Actuellement suspendu de l’UMP pour avoir décidé de rejoindre une liste soutenue par Marine Le Pen lors des municipales de Gonesse, Denis Vigouroux, sera préalablement entendu par la Commission Nationale des Recours (CNR) de l’UMP avant une décision le 11 décembre.

 « Je souhaite bien évidement être entendu par la commission, je vous le demandais d’ailleurs dans mon courrier du 15 juillet dernier au siège et souhaite être informé par convocation ». Denis Vigouroux va pouvoir plaider sa cause devant la CNR de l’UMP. Répondant à une lettre du président de la commission, lui annonçant que son cas sera examiné le 11 décembre prochain, le candidat sur la liste « Rassemblement Bleu Marine » à Gonesse répond ainsi favorablement à la proposition de venir s’exprimer avant la délibération. Il avait en effet déposé un recours après avoir appris son exclusion de l’UMP en juillet dernier [voir article], au moment d’officialiser sa présence sur la liste soutenue par le Front national à Gonesse.

« Je considère toujours être membre de l’UMP »

Dans sa lettre de réponse à la Commission Nationale des Recours de l’UMP, Denis Vigouroux explique qu’il n’a jamais cessé d’adhérer aux valeurs de son parti. « Je considère, toujours, être membre de l’UMP aussi bien par ma fidélité à ma famille politique et à mes amis, que par l’adhésion à ces valeurs fortes qui nous sont communes », écrit-il. Et de justifier sa présence sur la liste soutenue par le FN : « Certes j’ai serré la main à Marine Le Pen, souverainiste de conviction, de passion, femme de caractère et de courage de passage à Gonesse, certes je participe à la construction d’une liste de rassemblement : et alors ? Vous n’ignorez tout de même pas que c’est presque toujours le cas lors de la construction d’une liste pour les municipales. »

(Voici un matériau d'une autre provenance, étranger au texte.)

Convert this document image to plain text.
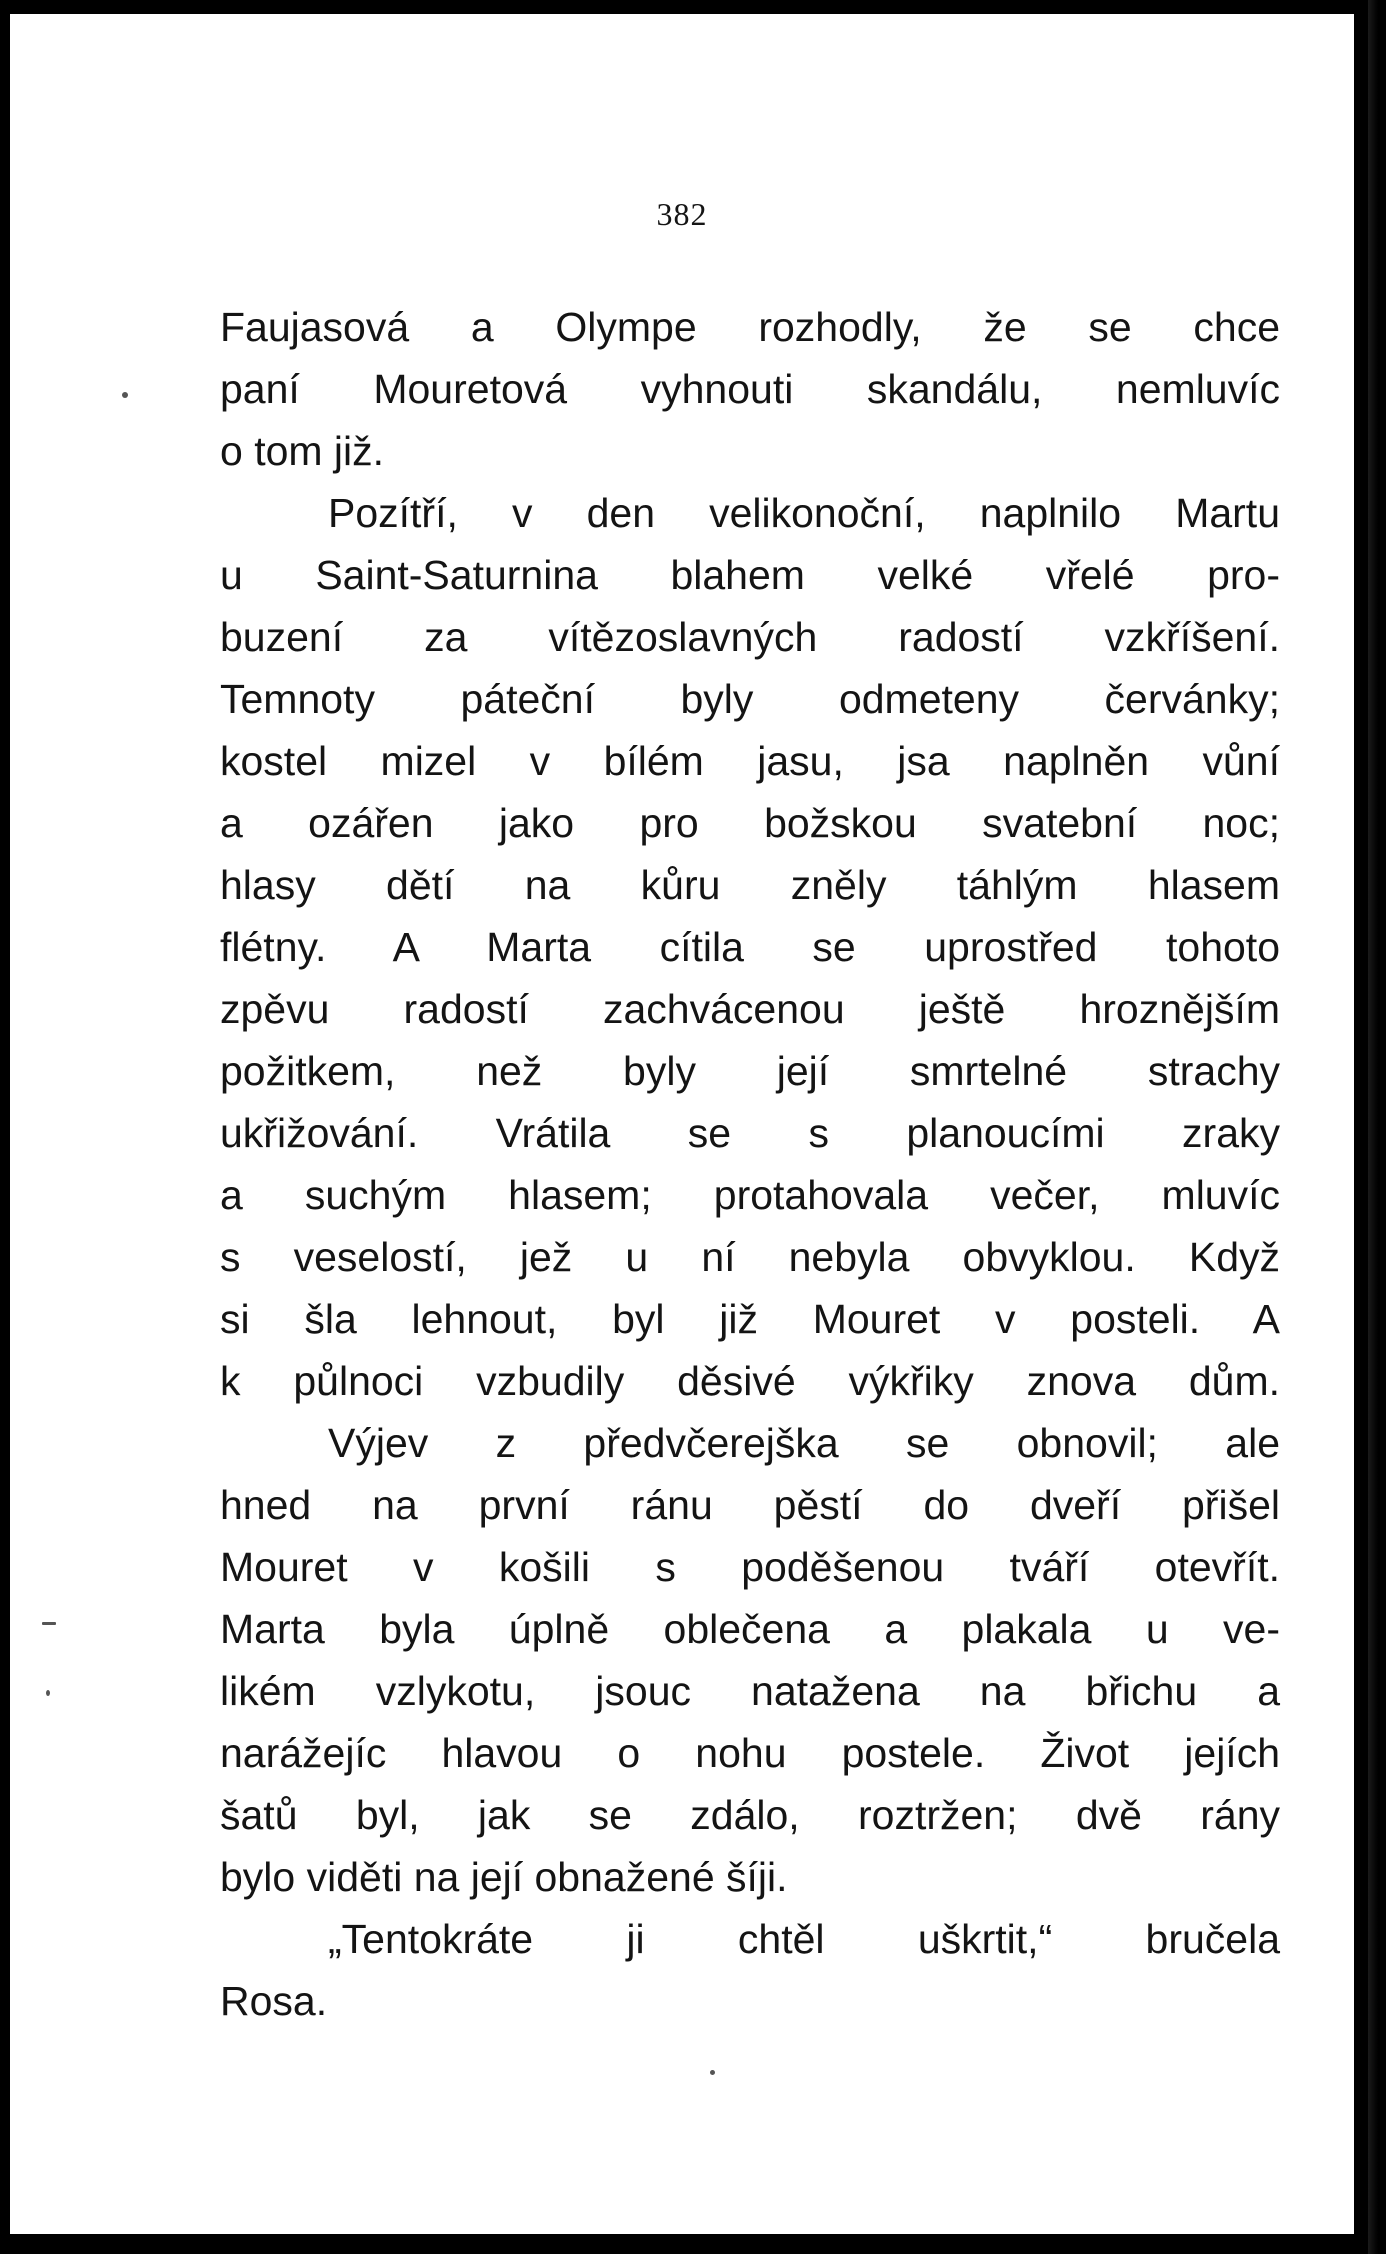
382

Faujasová a Olympe rozhodly, že se chce
paní Mouretová vyhnouti skandálu, nemluvíc
o tom již.

Pozítří, v den velikonoční, naplnilo Martu
u Saint-Saturnina blahem velké vřelé pro-
buzení za vítězoslavných radostí vzkříšení.
Temnoty páteční byly odmeteny červánky;
kostel mizel v bílém jasu, jsa naplněn vůní
a ozářen jako pro božskou svatební noc;
hlasy dětí na kůru zněly táhlým hlasem
flétny. A Marta cítila se uprostřed tohoto
zpěvu radostí zachvácenou ještě hroznějším
požitkem, než byly její smrtelné strachy
ukřižování. Vrátila se s planoucími zraky
a suchým hlasem; protahovala večer, mluvíc
s veselostí, jež u ní nebyla obvyklou. Když
si šla lehnout, byl již Mouret v posteli. A
k půlnoci vzbudily děsivé výkřiky znova dům.

Výjev z předvčerejška se obnovil; ale
hned na první ránu pěstí do dveří přišel
Mouret v košili s poděšenou tváří otevřít.
Marta byla úplně oblečena a plakala u ve-
likém vzlykotu, jsouc natažena na břichu a
narážejíc hlavou o nohu postele. Život jejích
šatů byl, jak se zdálo, roztržen; dvě rány
bylo viděti na její obnažené šíji.

„Tentokráte ji chtěl uškrtit,“ bručela
Rosa.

« Je souhaite être entendu par des personnalités indépendantes »

Evoquant les conditions de son audition par la CNR, notamment connue pour avoir arbitré le conflit de la présidence de l’UMP entre François Fillon et Jean-François Copé, le candidat demande à être entendu par « des autorités indépendantes hors du Val d’Oise et surtout des personnes qui ne soient pas impliquées dans des procédures correctionnelles en cours ». Un allusion directe à Yanick Paternotte, président de la Commission Nationale des Recours de l’UMP, contre lequel le procureur de la cour d’appel de Versailles a requis deux ans de prison avec sursis, 50 000 euros d’amende et deux ans d’inéligibilité pour abus de faiblesse [voir article].